Across the world, enormous progress has been made in decreasing the burden of malaria, but there is still much to be done. The global community must scale up malaria control efforts in order to meet the World Health Organization’s target of reducing global malaria incidence and mortality 90 percent by 2030. Develop and utilization of effective diagnostics is essential to that goal.
Malaria, a mosquito-borne infectious disease caused by parasitic organisms, has been known to humanity for more than 2,500 years. Extensive work done in the late 1800s by Sir Ronald Ross proved that the mosquito was the vector for malaria transmission in humans. It is commonly transmitted in humans by an infected Anopheles mosquito.
There are six species of protozoans (single-celled microorganisms) belonging to the genus plasmodium that are known to cause malaria in humans and other primates. These are plasmodium falciparum, plasmodium vivax, plasmodium ovale (two species), plasmodium malariae and plasmodium knowlesi. Severe forms of malaria are caused by P.falciparum, which if it remains undiagnosed and untreated, may prove fatal.
Plasmodium knowlesi is a primate malarial parasite that causes malaria in long-tailed macaques ( a type of monkey), but can also cause malaria in humans. Long-tailed macaques are commonly found in Southeast Asia, where this strain of malaria was first identified in the early 1930s by Dr. Robert Knowles and subsequently named after him as plasmodium knowlesi (P.knowlesi).

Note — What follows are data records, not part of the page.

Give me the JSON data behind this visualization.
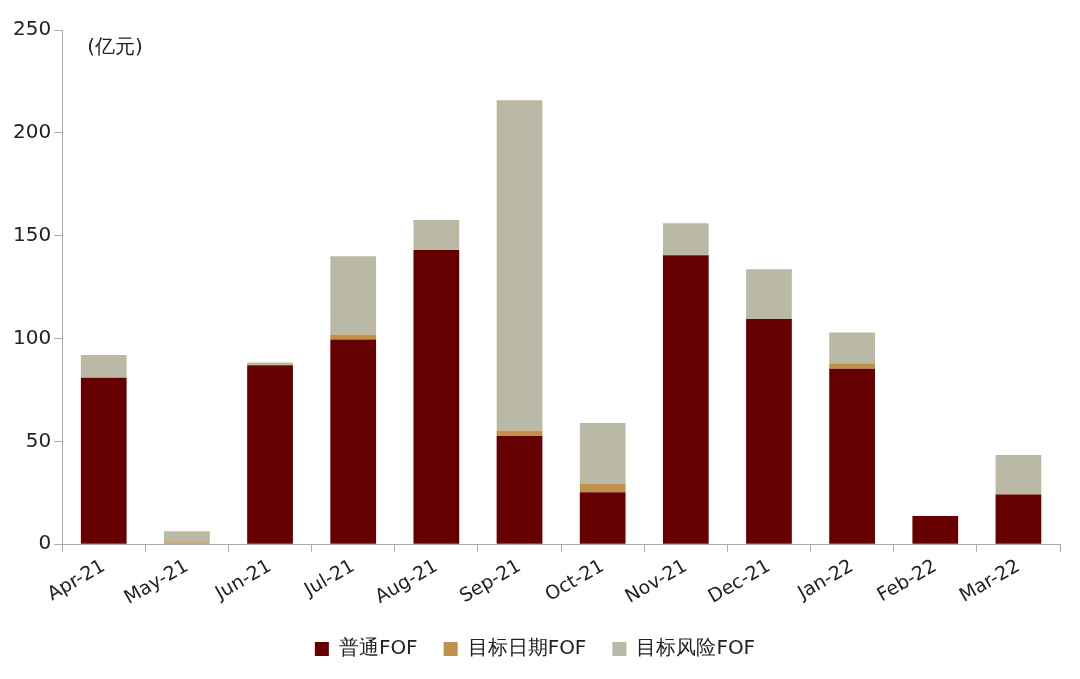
{
  "chart_data": {
    "type": "bar",
    "stacked": true,
    "ylabel": "(亿元)",
    "categories": [
      "Apr-21",
      "May-21",
      "Jun-21",
      "Jul-21",
      "Aug-21",
      "Sep-21",
      "Oct-21",
      "Nov-21",
      "Dec-21",
      "Jan-22",
      "Feb-22",
      "Mar-22"
    ],
    "series": [
      {
        "name": "普通FOF",
        "color": "#660000",
        "values": [
          81,
          0,
          87,
          99.5,
          143,
          52.6,
          25.3,
          140.5,
          109.5,
          85.3,
          13.7,
          24.2
        ]
      },
      {
        "name": "目标日期FOF",
        "color": "#c0904d",
        "values": [
          0,
          1,
          0,
          2.5,
          0,
          2.7,
          4.2,
          0,
          0,
          2.7,
          0,
          0.5
        ]
      },
      {
        "name": "目标风险FOF",
        "color": "#bab9a6",
        "values": [
          11,
          5.3,
          1.4,
          38,
          14.6,
          160.5,
          29.5,
          15.5,
          24.2,
          15,
          0,
          18.7
        ]
      }
    ],
    "ylim": [
      0,
      250
    ],
    "yticks": [
      0,
      50,
      100,
      150,
      200,
      250
    ],
    "grid": false,
    "legend": "bottom"
  }
}
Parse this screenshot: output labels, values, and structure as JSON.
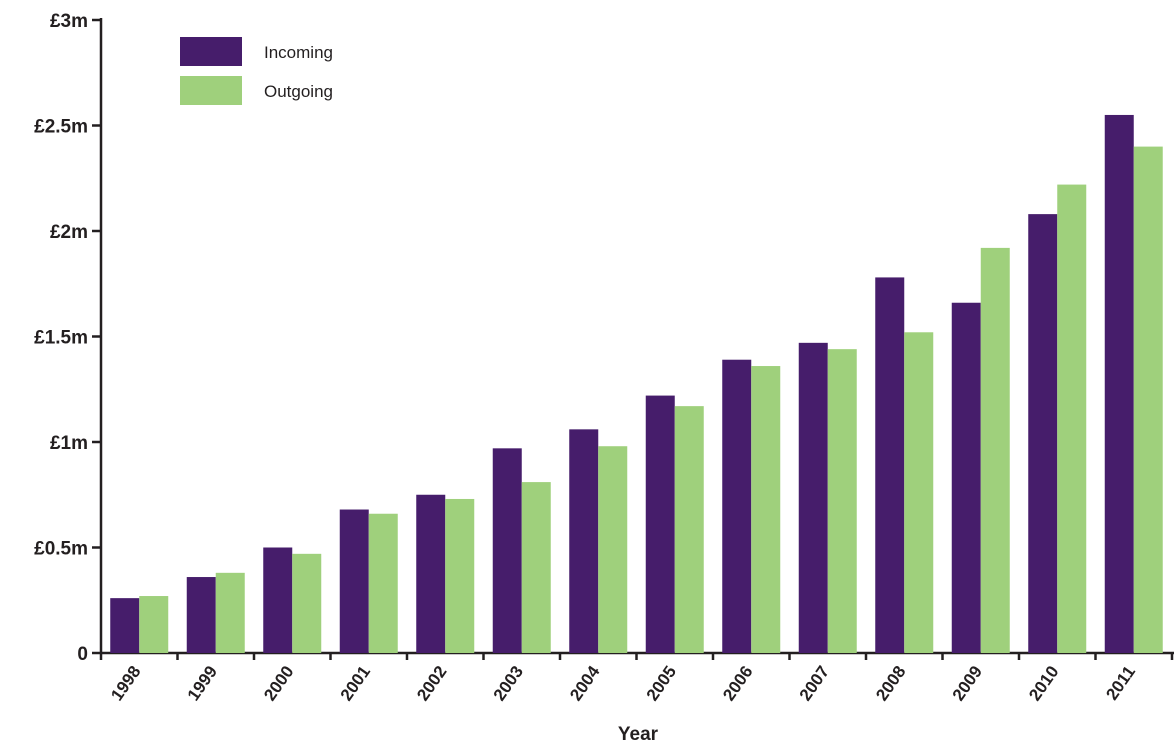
{
  "chart_data": {
    "type": "bar",
    "title": "",
    "xlabel": "Year",
    "ylabel": "",
    "categories": [
      "1998",
      "1999",
      "2000",
      "2001",
      "2002",
      "2003",
      "2004",
      "2005",
      "2006",
      "2007",
      "2008",
      "2009",
      "2010",
      "2011"
    ],
    "series": [
      {
        "name": "Incoming",
        "color": "#461d6b",
        "values": [
          0.26,
          0.36,
          0.5,
          0.68,
          0.75,
          0.97,
          1.06,
          1.22,
          1.39,
          1.47,
          1.78,
          1.66,
          2.08,
          2.55
        ]
      },
      {
        "name": "Outgoing",
        "color": "#9fd07c",
        "values": [
          0.27,
          0.38,
          0.47,
          0.66,
          0.73,
          0.81,
          0.98,
          1.17,
          1.36,
          1.44,
          1.52,
          1.92,
          2.22,
          2.4
        ]
      }
    ],
    "ylim": [
      0,
      3
    ],
    "yticks": [
      0,
      0.5,
      1,
      1.5,
      2,
      2.5,
      3
    ],
    "ytick_labels": [
      "0",
      "£0.5m",
      "£1m",
      "£1.5m",
      "£2m",
      "£2.5m",
      "£3m"
    ],
    "legend_position": "top-left",
    "grid": false
  }
}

While transmission and infection of P.knowlesi has occurred predominantly in animals, over the years an increasing number of human infections—including some fatalities—has been reported in Malaysia, Thailand, Vietnam, Philippines and the rest of Southeast Asia. The transmission intensity of the parasite is sustained by the macaque populations and relative human host densities. With current deforestation, environmental changes and increased human population, there has been a change in the macaque host and parasitic mosquito’s dynamics, which has led to the adaptive host switching to humans.2
The P.knowlesi parasite has a replication blood stage cycle of 24 hours. This rapid replication rate results in high levels of parasitemina in the patient causing rapid clinical deterioration and in 7 percent of cases, it becomes life-threatening caused by multiple organ failure.3
Only molecular detection and characterization tests are effective for diagnosing P.knowlesi infections.
The P.knowlesi parasite is somewhat similar to the P. Malariae and microscopic examination often results in a wrong diagnosis, leading to delayed or inappropriate treatment regimes. Currently, only molecular detection and characterization tests are effective for diagnosing P.knowlesi infections. However, these tests are time-consuming and resource- and cost-intensive.
A rapid diagnostic test for P.knowlesi is urgently needed for prompt medical treatment. With increased globalisation, fast replication, changing environmental conditions, an increase in the human population and limited diagnostic tools, there is an increasing threat that this malarial infection could take a more severe form and spread rapidly across the world.